We also discovered that the predictor Weather is not statistically dependent on the relationship between flight Arrival Delay and Departure Delay.
It is important to be aware that there are many other predictors that weren't taken into consideration in predicting flight Arrival Delay this time.
Variables such as the time taxiing to the gate and taxiing to the runway could also be statistically related to flight Arrival Delay.

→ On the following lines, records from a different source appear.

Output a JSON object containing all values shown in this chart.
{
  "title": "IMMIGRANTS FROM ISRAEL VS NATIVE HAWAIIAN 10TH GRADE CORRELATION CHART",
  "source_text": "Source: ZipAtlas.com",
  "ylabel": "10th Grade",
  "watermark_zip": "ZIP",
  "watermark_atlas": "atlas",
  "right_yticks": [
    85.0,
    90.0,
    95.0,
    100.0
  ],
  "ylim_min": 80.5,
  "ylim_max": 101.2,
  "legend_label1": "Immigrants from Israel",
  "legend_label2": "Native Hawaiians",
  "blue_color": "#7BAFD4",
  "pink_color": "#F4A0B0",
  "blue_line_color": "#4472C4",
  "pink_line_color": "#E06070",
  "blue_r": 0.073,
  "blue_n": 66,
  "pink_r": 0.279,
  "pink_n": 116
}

It could be the
case that the more time spent on taxiing, the higher chance there is of having a flight Arrival Delay. When inspecting multiple predictors at the same
time in the future, we would also need to take note of the possibility of collinearity between predictors, as it may undermine the statistical significance
of what we intend to predict. In addition, a larger sample size for weather delay may help us get a better understanding of its role in predicting Arrival Delay.